2 Using LaTeXML

§ 2.4 Site processing

A more complicated situation combines several TeX sources into a single interlinked site consisting of multiple pages and a composite index and bibliography.

Conversion

First, all TeX sources must be converted to XML, using latexml. Since every target-able element in all files to be combined must have a unique identifier, it is useful to prefix each identifier with a unique value for each file. The latexml option --documentid=id provides this.

Scanning

Secondly, all XML files must be split and scanned using the command

   latexmlpost --prescan --dbfile=DB --dest=i.html i

where DB names a file in which to store the scanned data. Other conversions, including writing the output file, are skipped in this prescanning step.

Pagination

Finally, all XML files are cross-referenced and converted into the final format using the command

     latexmlpost --noscan --dbfile=DB --dest=i.html i

which skips the unnecessary scanning step.

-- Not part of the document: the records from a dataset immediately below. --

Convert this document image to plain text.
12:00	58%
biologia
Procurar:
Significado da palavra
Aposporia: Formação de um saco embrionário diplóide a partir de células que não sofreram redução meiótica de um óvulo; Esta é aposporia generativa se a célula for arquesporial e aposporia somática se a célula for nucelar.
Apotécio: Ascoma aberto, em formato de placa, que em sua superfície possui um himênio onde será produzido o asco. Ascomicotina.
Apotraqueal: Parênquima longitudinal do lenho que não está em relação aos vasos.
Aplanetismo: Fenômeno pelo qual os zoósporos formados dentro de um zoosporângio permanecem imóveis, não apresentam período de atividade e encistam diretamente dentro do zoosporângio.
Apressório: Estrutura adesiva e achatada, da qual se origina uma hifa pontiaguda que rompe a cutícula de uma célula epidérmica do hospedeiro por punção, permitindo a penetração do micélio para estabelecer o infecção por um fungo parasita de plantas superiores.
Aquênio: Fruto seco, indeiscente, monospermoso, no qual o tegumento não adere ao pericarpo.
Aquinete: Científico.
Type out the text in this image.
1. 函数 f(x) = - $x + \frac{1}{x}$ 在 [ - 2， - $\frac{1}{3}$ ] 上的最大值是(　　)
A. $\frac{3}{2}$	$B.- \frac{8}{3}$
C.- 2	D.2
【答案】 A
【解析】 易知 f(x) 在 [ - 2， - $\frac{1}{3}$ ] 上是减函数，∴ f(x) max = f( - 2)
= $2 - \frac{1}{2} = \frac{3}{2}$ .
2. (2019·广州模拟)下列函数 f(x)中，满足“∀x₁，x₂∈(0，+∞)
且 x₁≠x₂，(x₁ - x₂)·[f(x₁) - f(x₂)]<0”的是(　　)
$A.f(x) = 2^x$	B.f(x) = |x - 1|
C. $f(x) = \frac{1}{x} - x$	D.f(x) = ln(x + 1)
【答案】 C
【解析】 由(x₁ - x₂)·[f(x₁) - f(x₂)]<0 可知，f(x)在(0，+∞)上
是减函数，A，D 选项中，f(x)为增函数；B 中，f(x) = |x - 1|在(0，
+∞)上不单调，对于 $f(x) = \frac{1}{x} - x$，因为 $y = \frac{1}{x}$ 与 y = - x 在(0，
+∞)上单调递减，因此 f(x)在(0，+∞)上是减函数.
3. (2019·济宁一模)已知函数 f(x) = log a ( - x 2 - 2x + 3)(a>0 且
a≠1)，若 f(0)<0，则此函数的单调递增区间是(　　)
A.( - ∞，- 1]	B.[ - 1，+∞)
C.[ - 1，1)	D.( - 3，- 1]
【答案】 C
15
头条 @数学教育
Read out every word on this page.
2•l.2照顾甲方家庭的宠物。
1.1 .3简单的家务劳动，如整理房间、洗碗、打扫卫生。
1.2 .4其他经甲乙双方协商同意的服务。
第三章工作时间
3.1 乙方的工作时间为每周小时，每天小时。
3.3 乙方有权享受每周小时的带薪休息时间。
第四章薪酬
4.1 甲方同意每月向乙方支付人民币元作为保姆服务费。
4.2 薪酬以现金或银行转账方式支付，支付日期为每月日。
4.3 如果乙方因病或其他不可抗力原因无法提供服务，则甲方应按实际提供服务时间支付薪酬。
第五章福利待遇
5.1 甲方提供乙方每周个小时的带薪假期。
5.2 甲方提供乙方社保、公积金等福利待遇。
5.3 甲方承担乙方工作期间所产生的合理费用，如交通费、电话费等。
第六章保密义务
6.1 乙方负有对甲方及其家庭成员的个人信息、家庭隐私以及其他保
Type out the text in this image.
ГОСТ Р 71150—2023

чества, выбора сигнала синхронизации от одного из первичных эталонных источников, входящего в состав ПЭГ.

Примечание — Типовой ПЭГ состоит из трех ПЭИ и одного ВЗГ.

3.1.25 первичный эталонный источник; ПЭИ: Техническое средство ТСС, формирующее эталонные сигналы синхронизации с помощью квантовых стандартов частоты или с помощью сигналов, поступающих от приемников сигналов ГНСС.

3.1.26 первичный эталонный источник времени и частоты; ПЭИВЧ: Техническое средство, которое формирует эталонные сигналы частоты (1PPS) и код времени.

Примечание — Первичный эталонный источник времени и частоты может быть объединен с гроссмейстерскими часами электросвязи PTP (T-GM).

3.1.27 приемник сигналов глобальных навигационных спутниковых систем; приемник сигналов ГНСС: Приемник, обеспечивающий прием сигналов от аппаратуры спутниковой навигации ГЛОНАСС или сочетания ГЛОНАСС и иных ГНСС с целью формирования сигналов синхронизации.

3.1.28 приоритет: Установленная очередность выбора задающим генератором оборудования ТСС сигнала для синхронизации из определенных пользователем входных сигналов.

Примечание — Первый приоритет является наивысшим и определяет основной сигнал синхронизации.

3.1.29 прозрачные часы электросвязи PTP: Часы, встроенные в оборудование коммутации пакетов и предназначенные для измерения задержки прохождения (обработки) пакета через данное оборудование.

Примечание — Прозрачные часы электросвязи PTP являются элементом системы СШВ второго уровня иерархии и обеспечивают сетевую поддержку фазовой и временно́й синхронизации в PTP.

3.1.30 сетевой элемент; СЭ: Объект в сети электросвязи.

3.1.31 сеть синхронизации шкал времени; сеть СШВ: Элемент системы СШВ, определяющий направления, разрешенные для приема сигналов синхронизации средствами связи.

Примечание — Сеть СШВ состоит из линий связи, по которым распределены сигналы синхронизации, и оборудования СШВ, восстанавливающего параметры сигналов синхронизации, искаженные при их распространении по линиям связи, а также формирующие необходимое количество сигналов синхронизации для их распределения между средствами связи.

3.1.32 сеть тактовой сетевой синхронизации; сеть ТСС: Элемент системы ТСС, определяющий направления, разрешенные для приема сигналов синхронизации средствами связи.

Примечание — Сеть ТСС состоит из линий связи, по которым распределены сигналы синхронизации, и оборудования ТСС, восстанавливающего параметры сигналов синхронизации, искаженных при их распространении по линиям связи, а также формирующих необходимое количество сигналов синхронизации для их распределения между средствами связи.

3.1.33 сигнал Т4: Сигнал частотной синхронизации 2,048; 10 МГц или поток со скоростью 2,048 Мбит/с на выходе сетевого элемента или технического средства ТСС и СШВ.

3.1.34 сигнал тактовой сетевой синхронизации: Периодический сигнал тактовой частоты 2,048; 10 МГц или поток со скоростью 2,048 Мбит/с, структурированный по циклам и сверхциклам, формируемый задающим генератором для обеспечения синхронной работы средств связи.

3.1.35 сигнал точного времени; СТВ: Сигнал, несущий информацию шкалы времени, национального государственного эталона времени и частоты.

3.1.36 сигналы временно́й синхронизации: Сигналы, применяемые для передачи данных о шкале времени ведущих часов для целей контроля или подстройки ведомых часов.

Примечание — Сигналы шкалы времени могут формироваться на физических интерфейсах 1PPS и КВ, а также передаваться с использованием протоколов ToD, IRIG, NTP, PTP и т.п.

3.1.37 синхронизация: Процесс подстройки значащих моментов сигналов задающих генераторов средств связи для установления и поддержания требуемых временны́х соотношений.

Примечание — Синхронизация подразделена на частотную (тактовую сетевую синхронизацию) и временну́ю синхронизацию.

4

For example, consider a set of nominally stand-alone LaTeX documents: main (with title page, \tableofcontents, etc), A (with a chapter), Aa (with a section), B (with a chapter), …and bib (with a \bibliography). Assume that the documents use \lxDocumentID from \usepackage{latexml} to declare ids main, main.A, \main.A.a, main.B, …bib, respectively. And, of course, you’ll have to arrange for appropriate counters to be initialized appropriately, if needed.

Now, processing the documents with the following commands

# Conversion
latexml --dest=main.xml main.tex
latexml --dest=A.xml    A
latexml --dest=Aa.xml   Aa
latexml --dest=B.xml    B
                      
latexml --dest=bib.xml  bib
# Scan
latexmlpost --prescan --db=my.db --dest=/site/main.html main
latexmlpost --prescan --db=my.db --dest=/site/A.html    A
latexmlpost --prescan --db=my.db --dest=/site/Aa.html   Aa
latexmlpost --prescan --db=my.db --dest=/site/B.html    B
                      
latexmlpost --prescan --db=my.db --dest=bib.html        bib
# Pagination
latexmlpost --noscan --db=my.db --dest=/site/main.html main
latexmlpost --noscan --db=my.db --dest=/site/A.html    A
latexmlpost --noscan --db=my.db --dest=/site/Aa.html   Aa
latexmlpost --noscan --db=my.db --dest=/site/B.html    B
                      
latexmlpost --noscan --db=my.db --dest=bib.html        bib

This will result in a site built at /site/, with the following implied structure:

main.html
  A.html
    Aa.html
  B.html
    ...
  bib.html